In any event, predictive maintenance at the edge in industrial settings was an early focus area for Cartesiam. More recently, that focus has broadened to predictive maintenance for home appliances.
“Cartesiam appears to be taking a reasonable approach to distribute some of the AI and ML intelligence and algorithms to devices on the edge,” said Chris Kocher, managing director of Grey Heron. “This is really an optimization question as to how much to process centrally in the cloud at scale versus distributing processing out to edge devices to make intelligent decisions closer to the activity.”
The ability to make local decisions is important for many applications requiring immediate action, but that doesn’t mean edge architecture is warranted in every case, Kocher said. “A machine in a factory with access to unlimited power, connected to a nearby data center or cloud with high bandwidth may not need to have as much processing at the edge,” he said. “Each application will be a bit different.”
As for applications, Cartesiam is looking to expand its business to include wearables as well as industrial machines and home appliances.

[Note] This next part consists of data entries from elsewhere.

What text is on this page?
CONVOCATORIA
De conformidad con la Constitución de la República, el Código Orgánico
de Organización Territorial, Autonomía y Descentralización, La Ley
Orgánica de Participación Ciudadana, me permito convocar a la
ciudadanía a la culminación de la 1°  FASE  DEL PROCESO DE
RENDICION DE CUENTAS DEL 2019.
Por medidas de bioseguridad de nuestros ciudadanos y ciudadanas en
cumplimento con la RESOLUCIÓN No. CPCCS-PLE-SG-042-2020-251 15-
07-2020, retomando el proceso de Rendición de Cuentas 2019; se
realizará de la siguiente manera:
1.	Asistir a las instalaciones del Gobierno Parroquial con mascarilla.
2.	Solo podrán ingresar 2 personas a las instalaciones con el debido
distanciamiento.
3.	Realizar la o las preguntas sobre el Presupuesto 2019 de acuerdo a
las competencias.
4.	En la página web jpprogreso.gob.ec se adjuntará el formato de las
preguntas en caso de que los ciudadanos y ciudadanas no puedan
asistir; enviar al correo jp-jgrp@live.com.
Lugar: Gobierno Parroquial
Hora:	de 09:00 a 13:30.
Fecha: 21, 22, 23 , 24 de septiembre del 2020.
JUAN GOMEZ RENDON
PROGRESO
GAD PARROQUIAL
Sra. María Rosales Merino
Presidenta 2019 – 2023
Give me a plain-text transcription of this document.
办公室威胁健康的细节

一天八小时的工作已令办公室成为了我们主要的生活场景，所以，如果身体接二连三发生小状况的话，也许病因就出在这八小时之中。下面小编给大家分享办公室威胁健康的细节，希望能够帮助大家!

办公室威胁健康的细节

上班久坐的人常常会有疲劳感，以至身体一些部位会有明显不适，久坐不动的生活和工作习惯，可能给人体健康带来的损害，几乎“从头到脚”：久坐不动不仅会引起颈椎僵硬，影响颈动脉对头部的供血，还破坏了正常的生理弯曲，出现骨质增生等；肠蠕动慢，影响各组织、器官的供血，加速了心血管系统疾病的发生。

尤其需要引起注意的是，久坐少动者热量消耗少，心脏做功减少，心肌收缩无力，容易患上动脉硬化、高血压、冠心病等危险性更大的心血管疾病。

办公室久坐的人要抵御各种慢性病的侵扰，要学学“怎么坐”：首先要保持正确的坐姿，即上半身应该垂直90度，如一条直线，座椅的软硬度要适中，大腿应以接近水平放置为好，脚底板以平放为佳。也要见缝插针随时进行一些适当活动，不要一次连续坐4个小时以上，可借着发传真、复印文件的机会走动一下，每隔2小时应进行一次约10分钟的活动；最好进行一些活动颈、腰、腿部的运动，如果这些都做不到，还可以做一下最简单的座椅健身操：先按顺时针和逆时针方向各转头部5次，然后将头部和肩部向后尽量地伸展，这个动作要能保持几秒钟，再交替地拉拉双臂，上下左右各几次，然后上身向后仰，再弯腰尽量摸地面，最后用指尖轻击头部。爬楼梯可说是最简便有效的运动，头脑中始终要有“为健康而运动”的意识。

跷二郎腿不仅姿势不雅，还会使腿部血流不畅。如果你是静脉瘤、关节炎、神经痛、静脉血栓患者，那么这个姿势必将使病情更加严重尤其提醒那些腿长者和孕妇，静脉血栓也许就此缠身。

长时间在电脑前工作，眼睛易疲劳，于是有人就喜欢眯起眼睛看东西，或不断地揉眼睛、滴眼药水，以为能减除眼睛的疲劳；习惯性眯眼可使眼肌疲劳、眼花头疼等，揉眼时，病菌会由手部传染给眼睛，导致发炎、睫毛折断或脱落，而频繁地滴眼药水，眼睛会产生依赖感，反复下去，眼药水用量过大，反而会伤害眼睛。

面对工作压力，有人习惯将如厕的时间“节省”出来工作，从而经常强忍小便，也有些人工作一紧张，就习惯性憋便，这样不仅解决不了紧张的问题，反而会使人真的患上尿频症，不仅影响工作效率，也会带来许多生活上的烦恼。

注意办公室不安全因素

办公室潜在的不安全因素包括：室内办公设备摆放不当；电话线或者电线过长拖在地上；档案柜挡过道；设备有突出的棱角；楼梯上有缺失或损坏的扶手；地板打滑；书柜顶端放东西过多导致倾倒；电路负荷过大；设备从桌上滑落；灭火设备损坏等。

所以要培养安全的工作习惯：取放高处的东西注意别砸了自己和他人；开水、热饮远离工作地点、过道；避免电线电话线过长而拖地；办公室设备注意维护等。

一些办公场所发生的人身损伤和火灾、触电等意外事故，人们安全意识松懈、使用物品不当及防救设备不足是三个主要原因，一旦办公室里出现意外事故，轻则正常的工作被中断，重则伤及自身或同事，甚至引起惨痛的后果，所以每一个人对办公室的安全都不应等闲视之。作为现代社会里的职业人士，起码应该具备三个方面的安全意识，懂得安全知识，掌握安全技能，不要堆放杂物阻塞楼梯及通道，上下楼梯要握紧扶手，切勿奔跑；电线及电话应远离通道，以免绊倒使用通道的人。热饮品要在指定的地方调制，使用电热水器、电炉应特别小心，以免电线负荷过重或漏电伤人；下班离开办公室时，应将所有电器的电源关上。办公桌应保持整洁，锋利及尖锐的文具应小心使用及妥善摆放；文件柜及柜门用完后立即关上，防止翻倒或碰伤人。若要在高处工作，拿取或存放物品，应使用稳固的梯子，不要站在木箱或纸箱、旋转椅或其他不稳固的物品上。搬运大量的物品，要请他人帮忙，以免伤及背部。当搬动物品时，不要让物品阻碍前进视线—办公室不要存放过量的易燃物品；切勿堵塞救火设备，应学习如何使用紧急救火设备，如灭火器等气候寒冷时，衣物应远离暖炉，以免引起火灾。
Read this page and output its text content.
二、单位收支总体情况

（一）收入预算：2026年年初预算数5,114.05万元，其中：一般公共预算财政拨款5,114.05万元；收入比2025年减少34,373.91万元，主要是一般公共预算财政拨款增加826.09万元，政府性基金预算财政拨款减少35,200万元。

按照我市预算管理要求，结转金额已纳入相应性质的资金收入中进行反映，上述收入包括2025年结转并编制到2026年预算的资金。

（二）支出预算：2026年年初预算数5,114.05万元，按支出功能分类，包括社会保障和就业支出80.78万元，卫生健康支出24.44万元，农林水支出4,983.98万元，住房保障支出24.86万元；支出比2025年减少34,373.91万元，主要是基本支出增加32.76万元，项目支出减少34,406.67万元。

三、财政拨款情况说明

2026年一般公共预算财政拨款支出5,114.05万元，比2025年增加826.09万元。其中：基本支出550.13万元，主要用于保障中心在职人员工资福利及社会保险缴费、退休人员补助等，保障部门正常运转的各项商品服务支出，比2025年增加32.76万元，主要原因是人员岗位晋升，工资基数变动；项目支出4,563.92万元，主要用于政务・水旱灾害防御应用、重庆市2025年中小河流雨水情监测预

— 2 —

The analytics capabilities of many mainstream wearable devices are limited in Dupaquier’s estimation, who is a runner who has tested with multiple wearables. “The first time I played tennis, I wore an expensive wearable from a well-known global brand. Afterward, I received a text message from the wearable device that said something like: ‘Congratulations on a great swim,’” Dupaquier said. “My friends and colleagues told me I am probably not a very good tennis player if this algorithm confuses playing tennis with swimming.”
After that experience, Cartesiam began to work to change the functionality of off-the-shelf wearable devices by using neural networks. The approach is unconventional. Most companies rely on powerful central processing units (CPUs) or graphics processing units (GPUs) to train neural networks. “We hacked into other people’s devices, and put our software on them,” Dupaquier said.
The result is improved accuracy of activity tracking and expanded functionality, Dupaquier said. By analyzing users’ gait, AI-enabled wearables could predict when someone is about to fall. Analyzing such data makes more sense at the edge. “It’s not economically viable to send every footstep into the cloud,” Dupaquier said.
While the wearables market is relatively new for the company, Cartesiam has gained traction in the industrial sector, counting firms like Schneider Electric, Lacroix Electronics and the Singapore Agency for Science, Technology and Research as customers.
Having raised $2 million in funding, Cartesiam is seeking to raise an additional $5 million. While the current economic landscape remains challenging, Dupaquier is optimistic. “We are very much on track for 2020, and this in spite of COVID-19, and we expect to continue to be on track throughout the year,” he said.